In 1819, caffeine (IUPAC nomenclature: 1,3,7-trimethyl- 1H-purine- 2,6(3H,7H)-dione) was discovered by a German chemist, Friedrich Ferdinand Runge. It is a bitter white crystalline xanthine that acts as a psychoactive stimulant drug and a mild diuretic in humans and other animals. Caffeine, an odourless and slightly bitter alkaloid, is found in coffee, tea, kola nuts, ilex plants, and, in small amounts, in cocoa, where it acts as a natural pesticide that paralyzes and kills certain insects feeding on the plants. It is also known as guaranine when found in guarana, mateine when found in mate, and theine when found in tea; all of these names are synonyms for the same chemical compound. It is most commonly consumed by humans in infusions extracted from the cherries of the coffee plant and the leaves of the tea bush, as well as from various foods and drinks containing products derived from the kola nut. Other sources include yerba mate, guarana berries, and the Yaupon Holly.

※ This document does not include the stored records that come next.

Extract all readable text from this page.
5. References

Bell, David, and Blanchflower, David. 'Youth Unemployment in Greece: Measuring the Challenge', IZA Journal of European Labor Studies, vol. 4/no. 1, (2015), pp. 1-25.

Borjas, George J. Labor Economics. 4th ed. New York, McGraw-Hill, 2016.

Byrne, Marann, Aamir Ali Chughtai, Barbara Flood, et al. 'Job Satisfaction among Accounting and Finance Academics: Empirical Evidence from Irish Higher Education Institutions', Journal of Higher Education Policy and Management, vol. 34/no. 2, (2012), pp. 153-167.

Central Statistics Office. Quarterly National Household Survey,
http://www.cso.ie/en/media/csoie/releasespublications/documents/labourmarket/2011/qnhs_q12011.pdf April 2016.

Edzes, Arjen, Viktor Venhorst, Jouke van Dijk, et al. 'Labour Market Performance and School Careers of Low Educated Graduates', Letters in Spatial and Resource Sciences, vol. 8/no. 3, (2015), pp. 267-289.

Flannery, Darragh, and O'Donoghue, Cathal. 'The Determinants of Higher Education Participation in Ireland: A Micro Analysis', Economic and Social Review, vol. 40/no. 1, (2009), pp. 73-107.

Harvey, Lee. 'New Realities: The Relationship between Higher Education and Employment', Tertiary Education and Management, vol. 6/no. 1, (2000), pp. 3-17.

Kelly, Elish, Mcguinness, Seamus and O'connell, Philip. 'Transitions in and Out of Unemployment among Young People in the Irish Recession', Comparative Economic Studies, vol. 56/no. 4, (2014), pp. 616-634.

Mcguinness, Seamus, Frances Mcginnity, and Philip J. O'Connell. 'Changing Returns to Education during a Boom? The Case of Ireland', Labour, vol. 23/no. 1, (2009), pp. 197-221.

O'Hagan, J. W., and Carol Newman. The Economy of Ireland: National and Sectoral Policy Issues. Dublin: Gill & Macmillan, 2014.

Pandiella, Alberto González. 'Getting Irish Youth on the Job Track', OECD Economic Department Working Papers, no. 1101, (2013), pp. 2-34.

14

Caffeine is absorbed rapidly into the bloodstream from the gastro-intestinal tract in human whenever consumed. It reaches maximum concentration in circulatory system within about an hour. The blood distributes it throughout the body. It even manages to pass through the blood-brain barrier.

Early experiments showed that low concentrations of caffeine may produce small decreases in heart rate in human, whereas higher concentrations may make the heart beat abnormally fast. In the brain it constricts the cerebral blood vessels. If one is used to drinking several cups of coffee a day but quit drinking later, those blood vessels will dilate, maybe enough to give that person a powerful headache. It is one of the best known withdrawal symptoms.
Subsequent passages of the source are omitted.